Shouldn’t EIF give more weight to UK findings?
This is something we are actively looking at, as we know that UK commissioners are most interested in programmes which have been shown to deliver outcomes here. As the evidence-base grows and develops for some programmes, we need to consider how we weigh multiple and conflicting results produced in a number of settings and what prominence we should give to UK evaluations. However, there is no right way to collapse multiple evaluations into a simple rating, and any approach will have strengths and weaknesses. That is why we encourage everyone using our Guidebook to read the entirety of our assessment.
Why haven’t these programmes been as successful in the UK?
The truth is no one knows – an RCT can only establish if something has worked, not why.
However, there are a number of theories as to why the latest MST evaluation has been so disappointing:
- Fidelity: While treatment fidelity was monitored in this evaluation, and findings suggest that the vast majority of MST sites were delivering the intervention with adequate fidelity, the authors do note that treatment fidelity typically improves over time.
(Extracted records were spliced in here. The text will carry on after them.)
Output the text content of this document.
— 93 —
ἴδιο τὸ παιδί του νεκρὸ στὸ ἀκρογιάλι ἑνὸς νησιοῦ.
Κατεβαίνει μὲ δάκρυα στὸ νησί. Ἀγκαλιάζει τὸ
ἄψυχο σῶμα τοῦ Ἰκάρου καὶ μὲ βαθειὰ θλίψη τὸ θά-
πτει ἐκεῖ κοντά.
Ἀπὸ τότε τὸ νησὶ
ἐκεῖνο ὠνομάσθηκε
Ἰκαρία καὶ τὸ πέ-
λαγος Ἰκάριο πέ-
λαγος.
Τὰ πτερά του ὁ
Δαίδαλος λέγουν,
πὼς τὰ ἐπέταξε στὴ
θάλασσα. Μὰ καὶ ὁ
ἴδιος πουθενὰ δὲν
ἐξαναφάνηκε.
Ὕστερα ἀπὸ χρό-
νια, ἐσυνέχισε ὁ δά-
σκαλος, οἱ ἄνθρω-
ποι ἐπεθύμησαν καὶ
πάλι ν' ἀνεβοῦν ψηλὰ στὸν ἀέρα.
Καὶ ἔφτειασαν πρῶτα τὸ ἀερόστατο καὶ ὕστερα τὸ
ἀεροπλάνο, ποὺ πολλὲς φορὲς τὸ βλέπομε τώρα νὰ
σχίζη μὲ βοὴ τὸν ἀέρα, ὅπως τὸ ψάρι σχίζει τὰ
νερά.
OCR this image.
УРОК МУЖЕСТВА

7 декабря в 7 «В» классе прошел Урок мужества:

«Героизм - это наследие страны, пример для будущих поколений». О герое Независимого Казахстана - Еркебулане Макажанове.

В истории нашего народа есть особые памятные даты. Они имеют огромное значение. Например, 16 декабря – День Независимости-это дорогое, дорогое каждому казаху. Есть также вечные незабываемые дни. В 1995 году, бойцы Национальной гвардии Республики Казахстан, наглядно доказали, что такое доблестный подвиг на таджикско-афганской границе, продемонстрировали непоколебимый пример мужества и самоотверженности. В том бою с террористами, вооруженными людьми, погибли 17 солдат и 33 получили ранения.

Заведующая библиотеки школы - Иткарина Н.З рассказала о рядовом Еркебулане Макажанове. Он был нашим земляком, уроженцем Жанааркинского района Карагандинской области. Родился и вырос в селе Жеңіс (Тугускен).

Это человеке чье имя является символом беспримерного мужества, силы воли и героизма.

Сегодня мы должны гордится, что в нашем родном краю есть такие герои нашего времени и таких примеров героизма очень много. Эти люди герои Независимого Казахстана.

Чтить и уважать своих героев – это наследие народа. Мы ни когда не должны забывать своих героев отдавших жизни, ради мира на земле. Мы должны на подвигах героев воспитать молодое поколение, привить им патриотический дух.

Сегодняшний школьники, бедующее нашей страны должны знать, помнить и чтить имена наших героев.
Indeed, monitoring data suggests that the current fidelity ratings for MST services in the UK are higher than they were in this study, which evaluated what could be considered a ‘first generation’ MST delivery. This means that more current implementations of MST may be more effective, as they are better quality deliveries of MST and so would demonstrate more improvements if evaluated.
- Differences between the UK and United States: The social security systems between the two countries are very different, and the impact of MST in the US (as opposed to UK) might be explained in part by differences in the services those in the control groups received – that is to say, the usual treatment in the US may be less effective than the usual treatment in the UK.
- The intensity and flexibility of management-as-usual: A paper on this is forthcoming this summer; however, the latest evaluation implies that those in the control group and receiving usual services were getting a large amount of input from highly trained staff. This may imply that those in the study were reasonably high-needs individuals and that management-as-usual services available in the areas of the trial were of high quality. Furthermore, the authors of the evaluation note that the management-as-usual services varied considerably, and that they may have offered more flexibility in addressing the young person’s specific needs than MST.
So, should I commission MST?
Deciding whether a service is appropriate for your area is a complex decision. Evidence on impact is part of the picture, but it is also important to consider the needs of the local population, capacity and capability of staff to deliver a programme, and fit with current services. Given MST has been shown to be effective in numerous evaluations, including one in the UK, we feel it is too soon to conclude that it cannot or does not work here. However, we encourage commissioners to think carefully about the target population and type and intensity of intervention they would otherwise receive, and what MST is likely to add over and above this. Finally, if you are delivering MST, gathering and analysing high-quality monitoring data will be essential in gauging whether it is working in your area.